The cigarette tax brought $50 million to the district in 2014-15 and is expected to produce $60 million this fiscal year. But the auditor general said it was possible that the cost of new charters approved under the cigarette law would outstrip the revenue produced by it.

The 83 charter schools in the city enroll nearly 70,000 students, and the district's $2.8 billion proposed budget for the fiscal year that begins July 1 includes nearly $875 million for charter schools, including transportation.

The performance audit, which reviewed the operations of the charter office from July 1, 2011, through June 30, 2015, found that while the district was complying with state charter law, there was room for improvement.

The report said that while the district spends about 30 percent of its budget on charter schools, it spends less than 1 percent for the charter office and its auditing office to keep tabs on charter schools.

The auditor general lauded the district's decision last August to hire an executive director for the charter office.

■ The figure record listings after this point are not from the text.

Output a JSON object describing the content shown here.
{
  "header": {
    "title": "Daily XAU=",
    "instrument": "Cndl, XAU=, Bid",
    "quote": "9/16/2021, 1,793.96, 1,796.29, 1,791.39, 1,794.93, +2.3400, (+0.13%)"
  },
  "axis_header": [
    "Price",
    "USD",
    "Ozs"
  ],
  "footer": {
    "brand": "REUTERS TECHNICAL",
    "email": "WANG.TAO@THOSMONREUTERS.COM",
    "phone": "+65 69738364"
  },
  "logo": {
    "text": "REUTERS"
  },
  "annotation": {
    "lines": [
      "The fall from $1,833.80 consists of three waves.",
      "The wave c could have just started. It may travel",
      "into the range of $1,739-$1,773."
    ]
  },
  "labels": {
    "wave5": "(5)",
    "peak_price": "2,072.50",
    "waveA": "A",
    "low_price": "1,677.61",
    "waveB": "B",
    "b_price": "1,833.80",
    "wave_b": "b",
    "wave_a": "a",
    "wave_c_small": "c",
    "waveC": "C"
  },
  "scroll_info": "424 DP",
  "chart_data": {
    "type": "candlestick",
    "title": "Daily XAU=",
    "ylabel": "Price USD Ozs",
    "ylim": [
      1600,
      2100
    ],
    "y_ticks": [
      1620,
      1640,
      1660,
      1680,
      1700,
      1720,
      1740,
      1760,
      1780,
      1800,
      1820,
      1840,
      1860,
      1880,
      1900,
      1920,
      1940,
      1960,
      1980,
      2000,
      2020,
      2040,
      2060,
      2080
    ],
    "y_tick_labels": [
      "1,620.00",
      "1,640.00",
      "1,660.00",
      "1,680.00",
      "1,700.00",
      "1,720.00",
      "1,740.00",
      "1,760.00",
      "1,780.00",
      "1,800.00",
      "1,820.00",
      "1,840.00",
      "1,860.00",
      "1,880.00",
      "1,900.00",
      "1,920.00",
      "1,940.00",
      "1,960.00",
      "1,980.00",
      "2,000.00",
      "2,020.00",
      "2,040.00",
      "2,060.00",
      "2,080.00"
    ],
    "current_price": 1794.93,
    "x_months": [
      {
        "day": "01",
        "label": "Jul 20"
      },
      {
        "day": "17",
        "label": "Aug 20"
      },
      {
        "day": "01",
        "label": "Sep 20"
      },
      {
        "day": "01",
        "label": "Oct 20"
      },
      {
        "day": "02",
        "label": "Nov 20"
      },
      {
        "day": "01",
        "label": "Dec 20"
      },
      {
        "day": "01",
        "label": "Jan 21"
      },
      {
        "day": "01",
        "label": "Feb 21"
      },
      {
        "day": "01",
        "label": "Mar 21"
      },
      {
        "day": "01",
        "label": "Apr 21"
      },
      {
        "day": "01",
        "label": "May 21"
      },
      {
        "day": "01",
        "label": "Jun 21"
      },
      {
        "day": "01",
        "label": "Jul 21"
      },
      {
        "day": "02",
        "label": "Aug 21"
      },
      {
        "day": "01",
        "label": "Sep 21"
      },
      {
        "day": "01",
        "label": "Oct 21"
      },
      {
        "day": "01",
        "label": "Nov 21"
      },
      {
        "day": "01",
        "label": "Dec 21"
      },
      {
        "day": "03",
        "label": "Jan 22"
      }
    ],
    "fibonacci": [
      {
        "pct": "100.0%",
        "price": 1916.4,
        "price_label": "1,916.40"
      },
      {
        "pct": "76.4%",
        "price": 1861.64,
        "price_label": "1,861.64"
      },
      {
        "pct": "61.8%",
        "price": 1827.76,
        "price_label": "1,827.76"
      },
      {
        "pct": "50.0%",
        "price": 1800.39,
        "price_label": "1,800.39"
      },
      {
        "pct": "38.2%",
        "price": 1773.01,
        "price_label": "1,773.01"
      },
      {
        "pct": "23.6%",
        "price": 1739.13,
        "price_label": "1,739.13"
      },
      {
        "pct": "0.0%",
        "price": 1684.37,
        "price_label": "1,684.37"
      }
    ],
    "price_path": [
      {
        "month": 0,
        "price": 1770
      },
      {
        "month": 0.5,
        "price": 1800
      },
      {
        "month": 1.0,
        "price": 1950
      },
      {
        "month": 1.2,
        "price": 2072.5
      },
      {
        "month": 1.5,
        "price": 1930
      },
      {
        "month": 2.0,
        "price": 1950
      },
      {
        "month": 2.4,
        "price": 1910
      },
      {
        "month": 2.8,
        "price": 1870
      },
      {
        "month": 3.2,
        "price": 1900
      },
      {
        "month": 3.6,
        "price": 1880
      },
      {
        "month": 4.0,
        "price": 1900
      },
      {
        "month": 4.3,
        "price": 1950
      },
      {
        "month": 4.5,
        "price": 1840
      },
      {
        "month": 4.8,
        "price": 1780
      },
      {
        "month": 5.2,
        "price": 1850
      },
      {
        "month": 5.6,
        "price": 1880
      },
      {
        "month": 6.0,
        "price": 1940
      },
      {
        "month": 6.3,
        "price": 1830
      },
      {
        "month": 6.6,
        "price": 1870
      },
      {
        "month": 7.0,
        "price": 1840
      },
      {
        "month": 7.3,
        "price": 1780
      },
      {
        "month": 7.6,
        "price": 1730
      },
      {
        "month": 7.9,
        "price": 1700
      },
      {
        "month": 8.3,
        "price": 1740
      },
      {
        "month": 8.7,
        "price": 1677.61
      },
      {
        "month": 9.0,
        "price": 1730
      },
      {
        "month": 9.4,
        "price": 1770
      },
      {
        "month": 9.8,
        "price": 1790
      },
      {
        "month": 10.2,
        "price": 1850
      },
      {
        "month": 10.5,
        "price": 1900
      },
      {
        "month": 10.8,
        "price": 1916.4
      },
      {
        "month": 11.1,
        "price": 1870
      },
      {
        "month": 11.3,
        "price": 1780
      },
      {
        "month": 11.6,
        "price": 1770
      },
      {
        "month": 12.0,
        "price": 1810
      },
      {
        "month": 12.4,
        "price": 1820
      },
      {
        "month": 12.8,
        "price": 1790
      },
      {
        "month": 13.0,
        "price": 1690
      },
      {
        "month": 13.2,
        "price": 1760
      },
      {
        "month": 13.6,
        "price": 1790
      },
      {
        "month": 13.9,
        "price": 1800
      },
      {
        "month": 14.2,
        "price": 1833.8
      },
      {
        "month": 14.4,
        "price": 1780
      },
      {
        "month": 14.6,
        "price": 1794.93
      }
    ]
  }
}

The post had been vacant for two years.

Superintendent William R. Hite Jr. thanked DePasquale for the review and said the recommendations would be helpful to the district.

He said that in addition to hiring an executive director, the district had added two positions to bring the charter office staff to nine.

The report also said court challenges by charter schools, including fights over the SRC's efforts to manage enrollment, had caused the district's legal bills to rise. The district spent $1.4 million over three years on outside lawyers to handle legal cases involving charter schools.

The auditor general said that work on his report had concluded before the state Supreme Court ruled in February that the SRC could not suspend portions of the state school code to cap charter enrollment. Last week, the court denied the district's request to reconsider that ruling.

DePasquale recommended that the district conduct annual financial and enrollment audits of charter schools. He said the district's policy of scrutinizing charters only every five years, when they are up for renewal, hampered oversight.

The report said: "The district is also missing an opportunity to identify potential fiscal mismanagement or fraud and abuse at charter schools that could be detected during a financial review."

DePasquale said his office was reviewing the practices of the state Department of Education, which withheld $15 million from the district over disputed charter school bills from 2012-13 through 2014-15 without giving the district a chance to be heard. Sixty-five disputes are unresolved.

An audit of district operations is expected to be released in about a month.